No matter how much preparation you do, becoming the owner of a new car can be chaotic and confusing. From pricing, to makes and models, shopping for your next motor can give you tunnel vision. After all, there’s a lot to consider when making such an investment. Something that is often forgotten until the very end is what seals the deal; payment options.
It’s not as simple as paying by card or cash. Ultimately, the payment option you choose can affect everything about you purchase; from how soon you can pick up your car right down to the pricing of it. Some methods have their own perks depending on the customers financial state, so it’s important you pick the best option for you. Below are a few listed!
A Personal Loan
Taking out a personal loan is one of the most effective methods of payment for a new car owner. You greatly boost the chances of securing a decent loan if you have a good credit history. Furthermore, the process is easy to follow, and in the end can get you behind the wheel in no time.

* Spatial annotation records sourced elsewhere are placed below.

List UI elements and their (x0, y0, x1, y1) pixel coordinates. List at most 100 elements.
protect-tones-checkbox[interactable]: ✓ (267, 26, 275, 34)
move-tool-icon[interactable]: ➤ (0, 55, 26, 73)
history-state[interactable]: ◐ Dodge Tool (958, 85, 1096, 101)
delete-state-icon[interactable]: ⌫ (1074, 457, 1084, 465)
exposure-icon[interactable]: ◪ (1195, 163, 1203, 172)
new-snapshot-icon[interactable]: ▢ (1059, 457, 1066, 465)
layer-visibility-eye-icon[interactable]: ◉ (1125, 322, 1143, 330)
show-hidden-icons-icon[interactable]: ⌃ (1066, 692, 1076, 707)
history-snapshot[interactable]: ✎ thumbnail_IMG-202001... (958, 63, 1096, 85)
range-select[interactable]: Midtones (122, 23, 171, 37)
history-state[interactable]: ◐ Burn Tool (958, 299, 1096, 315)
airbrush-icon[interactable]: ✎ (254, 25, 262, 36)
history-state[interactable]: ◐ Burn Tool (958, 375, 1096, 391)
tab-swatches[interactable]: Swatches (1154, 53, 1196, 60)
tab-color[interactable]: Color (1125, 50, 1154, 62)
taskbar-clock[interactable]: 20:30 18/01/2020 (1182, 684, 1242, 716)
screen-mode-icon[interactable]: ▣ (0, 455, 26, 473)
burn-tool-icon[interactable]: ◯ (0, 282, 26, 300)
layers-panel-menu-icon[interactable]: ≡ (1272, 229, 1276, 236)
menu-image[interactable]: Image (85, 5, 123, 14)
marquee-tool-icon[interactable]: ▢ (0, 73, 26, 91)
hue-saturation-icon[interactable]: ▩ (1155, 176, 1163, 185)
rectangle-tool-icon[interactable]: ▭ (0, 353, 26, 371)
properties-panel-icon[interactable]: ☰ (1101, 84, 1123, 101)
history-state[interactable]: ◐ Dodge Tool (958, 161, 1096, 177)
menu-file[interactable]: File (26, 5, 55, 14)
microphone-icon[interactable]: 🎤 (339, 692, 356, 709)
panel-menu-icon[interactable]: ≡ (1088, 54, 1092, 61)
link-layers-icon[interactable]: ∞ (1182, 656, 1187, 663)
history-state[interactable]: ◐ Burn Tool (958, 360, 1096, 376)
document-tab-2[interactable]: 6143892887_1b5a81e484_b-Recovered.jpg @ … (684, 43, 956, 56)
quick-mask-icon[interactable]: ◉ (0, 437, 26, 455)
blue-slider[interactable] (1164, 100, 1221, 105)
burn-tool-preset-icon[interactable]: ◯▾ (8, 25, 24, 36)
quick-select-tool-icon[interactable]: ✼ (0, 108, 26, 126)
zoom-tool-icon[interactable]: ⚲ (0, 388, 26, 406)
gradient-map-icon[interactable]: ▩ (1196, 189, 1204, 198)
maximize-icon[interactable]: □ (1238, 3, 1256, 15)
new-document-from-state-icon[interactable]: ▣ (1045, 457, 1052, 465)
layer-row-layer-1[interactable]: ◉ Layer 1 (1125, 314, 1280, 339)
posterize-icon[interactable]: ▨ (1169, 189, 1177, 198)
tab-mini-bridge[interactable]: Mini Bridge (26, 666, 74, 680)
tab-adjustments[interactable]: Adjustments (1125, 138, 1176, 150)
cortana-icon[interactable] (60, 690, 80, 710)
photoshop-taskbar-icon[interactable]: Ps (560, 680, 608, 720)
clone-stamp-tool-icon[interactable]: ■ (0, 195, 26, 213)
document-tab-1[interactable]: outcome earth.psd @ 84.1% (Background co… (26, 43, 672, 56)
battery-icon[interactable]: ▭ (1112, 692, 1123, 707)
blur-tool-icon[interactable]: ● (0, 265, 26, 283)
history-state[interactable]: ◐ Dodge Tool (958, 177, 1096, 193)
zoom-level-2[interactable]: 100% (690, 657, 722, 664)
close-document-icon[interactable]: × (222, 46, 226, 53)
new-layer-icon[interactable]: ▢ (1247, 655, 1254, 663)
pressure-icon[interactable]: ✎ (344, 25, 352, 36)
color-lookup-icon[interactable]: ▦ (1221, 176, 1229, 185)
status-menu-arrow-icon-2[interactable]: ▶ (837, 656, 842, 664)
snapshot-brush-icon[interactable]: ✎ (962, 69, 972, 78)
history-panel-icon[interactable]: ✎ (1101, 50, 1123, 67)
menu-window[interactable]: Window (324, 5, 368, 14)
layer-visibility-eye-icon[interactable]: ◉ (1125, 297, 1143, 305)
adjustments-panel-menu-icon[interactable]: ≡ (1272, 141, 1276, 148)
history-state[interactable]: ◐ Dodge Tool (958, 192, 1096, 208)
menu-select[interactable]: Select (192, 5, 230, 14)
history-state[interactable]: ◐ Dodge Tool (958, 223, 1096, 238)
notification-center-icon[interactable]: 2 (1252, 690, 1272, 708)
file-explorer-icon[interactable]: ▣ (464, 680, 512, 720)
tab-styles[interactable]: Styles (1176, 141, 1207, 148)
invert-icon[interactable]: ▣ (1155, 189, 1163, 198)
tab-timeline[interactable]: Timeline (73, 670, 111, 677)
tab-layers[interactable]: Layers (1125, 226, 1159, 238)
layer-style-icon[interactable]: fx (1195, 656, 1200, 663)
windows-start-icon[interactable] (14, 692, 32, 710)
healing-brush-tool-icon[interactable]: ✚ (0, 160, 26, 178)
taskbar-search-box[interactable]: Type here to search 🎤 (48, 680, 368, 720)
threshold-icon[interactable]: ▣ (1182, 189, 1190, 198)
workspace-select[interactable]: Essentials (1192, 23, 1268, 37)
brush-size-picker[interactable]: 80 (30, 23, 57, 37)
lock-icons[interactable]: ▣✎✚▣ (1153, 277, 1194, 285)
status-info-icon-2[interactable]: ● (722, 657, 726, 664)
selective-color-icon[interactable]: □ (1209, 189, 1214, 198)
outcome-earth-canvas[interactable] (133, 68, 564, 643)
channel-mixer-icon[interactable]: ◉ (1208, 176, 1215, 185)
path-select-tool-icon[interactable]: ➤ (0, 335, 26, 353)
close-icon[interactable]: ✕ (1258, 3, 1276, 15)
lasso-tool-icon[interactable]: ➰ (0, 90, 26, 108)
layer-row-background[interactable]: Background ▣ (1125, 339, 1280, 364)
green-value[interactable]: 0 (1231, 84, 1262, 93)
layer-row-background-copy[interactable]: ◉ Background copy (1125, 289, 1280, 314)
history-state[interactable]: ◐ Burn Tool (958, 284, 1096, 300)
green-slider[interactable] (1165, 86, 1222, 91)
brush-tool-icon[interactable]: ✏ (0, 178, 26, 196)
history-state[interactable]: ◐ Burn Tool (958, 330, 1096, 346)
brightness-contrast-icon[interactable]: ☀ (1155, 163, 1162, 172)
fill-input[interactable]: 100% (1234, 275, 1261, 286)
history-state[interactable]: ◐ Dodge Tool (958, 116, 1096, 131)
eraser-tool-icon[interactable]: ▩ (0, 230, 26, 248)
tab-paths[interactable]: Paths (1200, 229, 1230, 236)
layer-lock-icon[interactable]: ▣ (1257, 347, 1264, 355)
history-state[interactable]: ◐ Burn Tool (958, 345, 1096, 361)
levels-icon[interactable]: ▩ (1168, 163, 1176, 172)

However, the smaller the fee you borrow, the higher the interest rate will soar. When trying to work out how much interest rate is required or any other details, the AA car finance calculator can help you determine the best deals for you. Ultimately, no matter what route you take to securing your new car, it’s best to be informed first.
Paying by Credit Card
One of the cheapest solutions in securing your car, paying by card is also a rare but effective situation to be in. The process follows a direct debit scheme and allows you to instantly own the car. Moreover, you also get further consumer protection if you pay over a certain threshold (between £100 and £30,000), lending an additional benefit.
However, not all dealerships accept credit cards, especially if you have a poor credit history. Some may only allow you to pay a fixed sum, and then expect you to make up the rest of the payment via other means. In the end, paying by card is a rare occurrence, but one that can suit many kinds of consumer.
Cash and Savings
Obviously, one way to eliminate interest rates all together is to pay for the car yourself. Of course, you shouldn’t spend what you cannot afford, so only part with your hard-earned cash if you have money leftover and no further spending plans. If it’s well within your financial means, then you should try and own the car straight away.
Paying upfront, while difficult for most, erases a lot of further hassle in the future. In this scenario, you are also able to sell your car quick if the need arises. Put simply, the more you spend on your car, the more control you have in your ownership.